ESOPs were okay until they were also used as performance incentives. Retention bonuses were always going to be a double edged sword since they also indicated the relative importance of certain employees to the organisation. Basically, any mechanism to address the disgruntled employee was basically going to make other ‘happy’ employees – ‘unhappy’. Any move to retain was viewed as a ‘soft move’ by the organisation and over time the organisation was itself viewed as going soft on ‘aggrieved employees’.

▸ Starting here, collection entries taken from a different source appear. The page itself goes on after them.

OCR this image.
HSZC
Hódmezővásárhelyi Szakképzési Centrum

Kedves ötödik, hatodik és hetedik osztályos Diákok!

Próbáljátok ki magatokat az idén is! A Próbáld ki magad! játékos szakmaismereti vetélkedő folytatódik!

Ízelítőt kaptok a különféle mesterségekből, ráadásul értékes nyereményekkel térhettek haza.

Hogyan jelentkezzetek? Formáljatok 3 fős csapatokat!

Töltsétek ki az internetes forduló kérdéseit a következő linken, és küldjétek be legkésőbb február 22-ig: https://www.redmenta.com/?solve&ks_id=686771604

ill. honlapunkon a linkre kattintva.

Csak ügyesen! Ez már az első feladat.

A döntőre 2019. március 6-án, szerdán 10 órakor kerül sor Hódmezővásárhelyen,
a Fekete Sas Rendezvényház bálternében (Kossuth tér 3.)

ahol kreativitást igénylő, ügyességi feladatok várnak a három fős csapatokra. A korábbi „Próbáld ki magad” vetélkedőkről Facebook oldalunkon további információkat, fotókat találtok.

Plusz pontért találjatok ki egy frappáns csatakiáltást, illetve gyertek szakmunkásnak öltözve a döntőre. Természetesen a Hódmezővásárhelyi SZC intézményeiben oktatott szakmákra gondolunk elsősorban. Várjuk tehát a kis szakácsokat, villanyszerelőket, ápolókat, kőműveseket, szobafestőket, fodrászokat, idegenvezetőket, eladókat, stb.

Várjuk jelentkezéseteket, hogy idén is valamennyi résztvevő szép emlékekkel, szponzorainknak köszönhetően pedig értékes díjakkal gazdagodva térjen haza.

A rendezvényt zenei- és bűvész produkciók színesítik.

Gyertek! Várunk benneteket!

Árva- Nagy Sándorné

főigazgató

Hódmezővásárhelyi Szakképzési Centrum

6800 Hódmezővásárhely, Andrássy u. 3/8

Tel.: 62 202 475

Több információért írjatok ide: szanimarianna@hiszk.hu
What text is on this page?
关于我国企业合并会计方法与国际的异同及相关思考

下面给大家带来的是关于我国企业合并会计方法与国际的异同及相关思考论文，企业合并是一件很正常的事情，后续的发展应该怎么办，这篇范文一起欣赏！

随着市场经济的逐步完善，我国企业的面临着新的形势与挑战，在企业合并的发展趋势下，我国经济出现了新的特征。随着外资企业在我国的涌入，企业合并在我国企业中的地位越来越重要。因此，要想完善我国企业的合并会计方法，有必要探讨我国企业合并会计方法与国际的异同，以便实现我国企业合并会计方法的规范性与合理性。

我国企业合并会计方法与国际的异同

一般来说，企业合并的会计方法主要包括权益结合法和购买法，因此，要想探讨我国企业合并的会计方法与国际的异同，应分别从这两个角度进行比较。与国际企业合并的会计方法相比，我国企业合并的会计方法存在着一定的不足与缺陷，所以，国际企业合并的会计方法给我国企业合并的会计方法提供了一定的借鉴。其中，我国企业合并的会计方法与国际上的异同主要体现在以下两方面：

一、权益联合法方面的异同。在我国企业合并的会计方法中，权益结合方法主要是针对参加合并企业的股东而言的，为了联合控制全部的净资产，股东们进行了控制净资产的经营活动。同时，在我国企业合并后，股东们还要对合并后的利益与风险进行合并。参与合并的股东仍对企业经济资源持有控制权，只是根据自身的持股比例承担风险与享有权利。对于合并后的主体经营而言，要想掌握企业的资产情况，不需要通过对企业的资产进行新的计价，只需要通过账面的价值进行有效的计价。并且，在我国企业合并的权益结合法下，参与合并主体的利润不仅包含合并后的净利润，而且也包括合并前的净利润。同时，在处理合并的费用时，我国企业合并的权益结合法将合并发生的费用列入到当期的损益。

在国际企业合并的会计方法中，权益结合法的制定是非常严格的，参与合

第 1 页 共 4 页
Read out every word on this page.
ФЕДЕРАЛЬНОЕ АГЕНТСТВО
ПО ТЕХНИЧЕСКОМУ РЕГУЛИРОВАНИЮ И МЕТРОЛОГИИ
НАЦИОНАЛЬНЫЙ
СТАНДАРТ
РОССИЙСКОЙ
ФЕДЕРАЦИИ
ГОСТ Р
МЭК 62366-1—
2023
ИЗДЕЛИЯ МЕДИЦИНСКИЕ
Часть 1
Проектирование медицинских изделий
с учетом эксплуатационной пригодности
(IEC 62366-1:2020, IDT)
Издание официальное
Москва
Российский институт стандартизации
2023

Another example could be of ‘signing bonuses’, which has been used to attract talent but does not always work in the companies’ favour. It was one of the innovations devised but has to be paid back if the employee quits within a stipulated time. Thus, it also acts as a retention tool. However, the perception is that sign-on bonus is an instant solution but they don’t buy loyalty. Many times they cause an additional turn-over within the industry and can cause resentment amongst employees at various levels.

The right moves

So what can be the possible solution to this grave issue?

Companies should be very clear who is their talent community and understand the psychological, social and demographic factors that make a highly engaged employee. A company in the BPO sector has a much younger population than a manufacturing company. The benefits package for different age-groups must be different and according to the industry.

In the US, companies are segmenting their offerings to their employees. Younger people buy different health package than the employees in mid 40s and it is the organisation they are working for which offers these different packages. HR practitioners are getting convinced that a general purpose benefits strategy does not give the required solution as organisations need a bouquet of retention benefits programs and recognise that every employee’s need varies with time and specific situations and they need to take into account their problems and personal priorities.

Formation of insight groups in the HR will be of great help in devising better policies. In many companies Insight Group consists of HR executives who are plugged into the social fabric of the techie community and HR blog, which captures the buzz and expectations in the workplace.

HR needs to understand that the policies need to be tweaked upon on a regular basis to keep the productivity and engagement high. A lot more personal and segmented policies are the need of the hour and HR must act fast to avert the dangers of attrition and have a happy workforce.